Prof. Trisye - demikian ia biasa disapa – menambahkan, bakteri bisa disebut probiotik yang memiliki manfaat kesehatan tertentu, ia telah melewati persyaratan ketat, teridentifikasi genus, spesies hingga strain-nya. Salah satunya adalah L. casei strain Shirota (LcS).
Riset tentang konsumsi susu fermentasi mengandung LcS menjelaskan, “Konsumsi rutin susu fermentasi berisi LcS terbukti dapat mencegah terjadinya konstipasi, diare, serta memperbaiki status nutrisi anak-anak di Vietnam,” ujarnya kepada OTC Digest.

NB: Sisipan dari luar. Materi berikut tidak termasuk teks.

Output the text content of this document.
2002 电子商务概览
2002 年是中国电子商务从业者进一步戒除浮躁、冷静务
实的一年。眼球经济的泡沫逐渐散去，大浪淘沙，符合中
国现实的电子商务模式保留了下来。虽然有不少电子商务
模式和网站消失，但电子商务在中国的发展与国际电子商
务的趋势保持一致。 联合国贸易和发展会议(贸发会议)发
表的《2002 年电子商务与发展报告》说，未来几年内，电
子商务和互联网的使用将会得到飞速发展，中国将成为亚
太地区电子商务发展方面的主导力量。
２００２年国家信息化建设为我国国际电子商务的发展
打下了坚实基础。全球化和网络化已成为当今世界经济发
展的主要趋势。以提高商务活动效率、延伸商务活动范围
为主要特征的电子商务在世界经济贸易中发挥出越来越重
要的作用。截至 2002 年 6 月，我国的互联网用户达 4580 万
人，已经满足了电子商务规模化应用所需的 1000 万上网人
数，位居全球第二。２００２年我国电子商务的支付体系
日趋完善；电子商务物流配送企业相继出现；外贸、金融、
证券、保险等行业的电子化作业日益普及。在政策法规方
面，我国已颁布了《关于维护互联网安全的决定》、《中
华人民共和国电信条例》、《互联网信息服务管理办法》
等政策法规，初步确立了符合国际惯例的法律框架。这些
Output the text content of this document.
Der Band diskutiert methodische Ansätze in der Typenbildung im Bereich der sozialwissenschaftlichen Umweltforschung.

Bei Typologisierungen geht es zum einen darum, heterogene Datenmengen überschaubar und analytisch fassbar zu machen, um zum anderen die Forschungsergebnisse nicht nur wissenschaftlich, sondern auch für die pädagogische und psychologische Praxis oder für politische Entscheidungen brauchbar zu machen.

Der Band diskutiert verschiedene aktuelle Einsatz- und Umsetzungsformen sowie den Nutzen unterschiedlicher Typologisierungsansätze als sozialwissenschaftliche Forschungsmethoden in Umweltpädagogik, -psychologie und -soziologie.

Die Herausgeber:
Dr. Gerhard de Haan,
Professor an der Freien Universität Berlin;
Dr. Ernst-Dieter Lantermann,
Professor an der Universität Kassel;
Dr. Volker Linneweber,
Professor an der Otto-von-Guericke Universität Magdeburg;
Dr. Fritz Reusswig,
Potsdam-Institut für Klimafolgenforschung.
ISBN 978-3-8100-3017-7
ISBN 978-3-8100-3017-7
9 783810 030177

Riset tahun 2010 di India melibatkan 3.758 balita. Sebagian anak mendapat susu fermentasi mengandung LcS, dan sebagian lagi mendapat plasebo berupa susu asam tanpa LcS.
Setelah konsumsi selama 12 minggu, kejadian diare pada kelompok probiotik sangat rendah, yaitu 0,88 kasus/anak/tahun. Sedangkan pada kelompok plasebo mencapai 1,029 kasus/anak/tahun.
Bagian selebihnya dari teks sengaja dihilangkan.